Of course it's one of discipline. Immutable teachings cannot be changed, nor can exceptions be made to them. Both of those things have happened to the celibacy discipline.
In addition, as traditio itself points out, the Eastern Rites have "mitigated" the practice, something which is simply not possible with divine positive law.
Well, how could priestly celibacy last for so many years and the number of priests not go into a dangerous level, until the latter half of the 20th century. All the other years are proof that celibacy worked.
You might well be right, but the question has not been definitively answered.
There is good reason (i.e., the testimony of certain Church Fathers, the proceeding of certain Church Councils) to believe that celibacy has been regarded as of Apostolic origin. Married men have been ordained from the time of the Last Supper, but that is not the point. A body of evidence (which, I admit, is contradicted by other evidence) exists to suggest that married men were expected after their ordination to live as brother and sister with their wives. Stefan Heid (who is neither a Lefevbrist nor a sedevacantist) maintains as much in his recent study published by Ignatius Press.

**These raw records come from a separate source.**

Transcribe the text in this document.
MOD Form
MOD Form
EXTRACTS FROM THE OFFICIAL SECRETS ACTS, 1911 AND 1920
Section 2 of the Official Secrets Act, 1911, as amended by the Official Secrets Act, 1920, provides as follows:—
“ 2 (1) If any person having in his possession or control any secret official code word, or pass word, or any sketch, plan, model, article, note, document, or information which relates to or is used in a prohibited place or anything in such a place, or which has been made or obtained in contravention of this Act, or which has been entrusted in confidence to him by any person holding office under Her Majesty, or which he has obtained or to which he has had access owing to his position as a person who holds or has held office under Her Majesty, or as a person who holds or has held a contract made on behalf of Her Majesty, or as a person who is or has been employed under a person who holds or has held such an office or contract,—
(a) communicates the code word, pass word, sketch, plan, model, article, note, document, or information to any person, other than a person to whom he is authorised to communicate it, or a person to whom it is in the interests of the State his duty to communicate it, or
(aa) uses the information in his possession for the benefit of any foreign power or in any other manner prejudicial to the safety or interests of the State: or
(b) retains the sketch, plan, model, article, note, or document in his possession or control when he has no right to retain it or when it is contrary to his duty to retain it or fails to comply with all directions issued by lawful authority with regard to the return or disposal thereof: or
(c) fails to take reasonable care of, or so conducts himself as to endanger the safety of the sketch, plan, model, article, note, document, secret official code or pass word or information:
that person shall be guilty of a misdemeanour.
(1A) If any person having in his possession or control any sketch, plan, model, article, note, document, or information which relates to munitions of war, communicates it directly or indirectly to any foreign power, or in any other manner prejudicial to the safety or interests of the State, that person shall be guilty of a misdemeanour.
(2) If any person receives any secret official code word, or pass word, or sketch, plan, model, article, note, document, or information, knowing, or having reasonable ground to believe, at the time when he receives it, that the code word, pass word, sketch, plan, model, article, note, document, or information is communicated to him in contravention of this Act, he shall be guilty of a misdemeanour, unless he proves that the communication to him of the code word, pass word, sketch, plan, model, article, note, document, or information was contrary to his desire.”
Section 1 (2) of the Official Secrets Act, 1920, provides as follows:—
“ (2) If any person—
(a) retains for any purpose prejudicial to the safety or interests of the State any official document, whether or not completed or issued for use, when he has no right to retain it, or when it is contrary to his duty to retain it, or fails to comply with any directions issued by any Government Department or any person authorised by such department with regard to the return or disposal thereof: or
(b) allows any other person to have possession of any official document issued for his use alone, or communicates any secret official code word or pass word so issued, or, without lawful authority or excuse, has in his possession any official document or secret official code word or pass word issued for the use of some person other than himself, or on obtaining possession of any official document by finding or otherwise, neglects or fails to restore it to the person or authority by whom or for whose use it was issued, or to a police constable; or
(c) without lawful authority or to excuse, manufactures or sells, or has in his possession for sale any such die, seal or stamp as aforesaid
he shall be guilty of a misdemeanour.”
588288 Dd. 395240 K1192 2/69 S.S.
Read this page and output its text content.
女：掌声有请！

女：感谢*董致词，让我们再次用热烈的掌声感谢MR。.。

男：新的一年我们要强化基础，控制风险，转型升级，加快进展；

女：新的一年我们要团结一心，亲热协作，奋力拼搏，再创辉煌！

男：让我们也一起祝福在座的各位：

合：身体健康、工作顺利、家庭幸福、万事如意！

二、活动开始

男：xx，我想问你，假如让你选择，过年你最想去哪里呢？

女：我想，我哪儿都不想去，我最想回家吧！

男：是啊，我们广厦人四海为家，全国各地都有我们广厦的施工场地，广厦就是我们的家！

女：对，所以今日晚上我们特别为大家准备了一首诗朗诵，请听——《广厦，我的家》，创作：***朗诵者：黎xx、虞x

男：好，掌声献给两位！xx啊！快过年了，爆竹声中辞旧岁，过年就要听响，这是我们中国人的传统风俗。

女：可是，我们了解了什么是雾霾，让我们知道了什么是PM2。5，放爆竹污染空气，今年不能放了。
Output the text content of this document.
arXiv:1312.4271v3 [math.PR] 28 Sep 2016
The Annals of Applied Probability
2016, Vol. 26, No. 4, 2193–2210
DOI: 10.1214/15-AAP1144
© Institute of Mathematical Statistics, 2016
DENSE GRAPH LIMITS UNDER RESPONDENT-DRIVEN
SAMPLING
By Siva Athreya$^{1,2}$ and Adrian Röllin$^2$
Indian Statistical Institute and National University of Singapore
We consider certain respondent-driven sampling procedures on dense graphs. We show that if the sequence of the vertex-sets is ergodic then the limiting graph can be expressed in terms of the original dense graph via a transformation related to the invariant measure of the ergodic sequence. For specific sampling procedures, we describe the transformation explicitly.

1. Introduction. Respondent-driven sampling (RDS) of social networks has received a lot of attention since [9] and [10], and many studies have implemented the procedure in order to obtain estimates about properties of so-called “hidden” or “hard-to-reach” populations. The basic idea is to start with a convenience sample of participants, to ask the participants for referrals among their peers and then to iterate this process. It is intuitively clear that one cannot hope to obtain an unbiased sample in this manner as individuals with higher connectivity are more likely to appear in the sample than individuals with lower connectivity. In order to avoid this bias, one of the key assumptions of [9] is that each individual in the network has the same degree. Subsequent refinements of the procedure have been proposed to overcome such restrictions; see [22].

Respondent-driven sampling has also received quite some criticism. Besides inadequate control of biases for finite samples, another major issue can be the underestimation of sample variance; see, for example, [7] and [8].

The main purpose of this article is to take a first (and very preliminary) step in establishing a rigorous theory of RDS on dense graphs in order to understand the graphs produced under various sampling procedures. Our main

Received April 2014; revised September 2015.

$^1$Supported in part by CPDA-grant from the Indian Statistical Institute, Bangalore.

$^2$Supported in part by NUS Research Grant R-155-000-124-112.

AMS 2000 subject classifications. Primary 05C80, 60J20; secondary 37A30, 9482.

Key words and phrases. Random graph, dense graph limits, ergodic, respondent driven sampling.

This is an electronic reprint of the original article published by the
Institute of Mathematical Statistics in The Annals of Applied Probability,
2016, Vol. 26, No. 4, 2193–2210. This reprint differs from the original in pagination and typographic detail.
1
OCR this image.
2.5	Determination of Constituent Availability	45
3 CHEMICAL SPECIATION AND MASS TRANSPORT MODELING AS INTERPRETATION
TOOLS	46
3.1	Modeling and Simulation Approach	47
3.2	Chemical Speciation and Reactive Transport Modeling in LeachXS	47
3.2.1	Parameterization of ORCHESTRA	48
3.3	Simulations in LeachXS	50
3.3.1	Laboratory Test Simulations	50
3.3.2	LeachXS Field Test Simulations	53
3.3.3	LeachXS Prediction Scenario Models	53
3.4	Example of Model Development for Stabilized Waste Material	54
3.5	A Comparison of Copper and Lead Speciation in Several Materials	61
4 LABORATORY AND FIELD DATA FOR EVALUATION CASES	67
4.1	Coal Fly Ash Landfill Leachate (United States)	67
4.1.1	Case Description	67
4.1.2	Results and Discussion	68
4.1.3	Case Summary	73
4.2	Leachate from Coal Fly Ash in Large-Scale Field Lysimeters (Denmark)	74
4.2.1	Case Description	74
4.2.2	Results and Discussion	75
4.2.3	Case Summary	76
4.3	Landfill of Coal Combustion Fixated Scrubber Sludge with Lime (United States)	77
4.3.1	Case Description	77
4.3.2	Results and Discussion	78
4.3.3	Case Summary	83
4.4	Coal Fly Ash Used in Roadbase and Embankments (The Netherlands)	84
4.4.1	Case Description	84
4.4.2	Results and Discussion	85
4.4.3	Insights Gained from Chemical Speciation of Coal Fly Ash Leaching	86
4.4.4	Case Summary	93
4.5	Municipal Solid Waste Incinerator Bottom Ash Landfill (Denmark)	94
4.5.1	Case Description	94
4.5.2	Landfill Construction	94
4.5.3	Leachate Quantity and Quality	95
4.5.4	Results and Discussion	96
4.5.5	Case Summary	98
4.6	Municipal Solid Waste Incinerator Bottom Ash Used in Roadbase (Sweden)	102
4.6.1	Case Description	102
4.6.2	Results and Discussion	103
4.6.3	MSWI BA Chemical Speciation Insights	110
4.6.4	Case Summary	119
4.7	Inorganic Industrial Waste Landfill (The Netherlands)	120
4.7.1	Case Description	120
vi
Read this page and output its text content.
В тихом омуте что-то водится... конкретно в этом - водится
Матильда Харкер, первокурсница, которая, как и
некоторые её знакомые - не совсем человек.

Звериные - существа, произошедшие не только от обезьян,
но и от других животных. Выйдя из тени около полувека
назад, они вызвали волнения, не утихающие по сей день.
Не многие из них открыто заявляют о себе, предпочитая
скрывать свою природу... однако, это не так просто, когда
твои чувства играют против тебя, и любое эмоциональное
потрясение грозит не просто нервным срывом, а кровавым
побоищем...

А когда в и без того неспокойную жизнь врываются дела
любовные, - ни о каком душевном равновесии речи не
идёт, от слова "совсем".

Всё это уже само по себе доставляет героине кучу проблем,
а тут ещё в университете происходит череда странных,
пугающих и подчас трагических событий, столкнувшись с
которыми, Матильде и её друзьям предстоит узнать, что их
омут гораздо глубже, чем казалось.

This may well be as suspect as St. Epiphanius's insistence that the Lenten fast was of Apostolic origin. But that is neither here nor there. The point I am making is that, barring a pronouncement from the highest authority, we can neither dismiss nor insist upon one interpretation or the other.
I don't see how the Second Vatican Council's resurrection of the permanent diaconate is relevant to this discussion, since this Council's pastoral proceedings have no dogmatic force. (Neither, I admit, did the disciplinary canon of the Council of Nicea which enjoined perfect continence upon all who had taken Holy Orders.)
But the question has not been disposed of.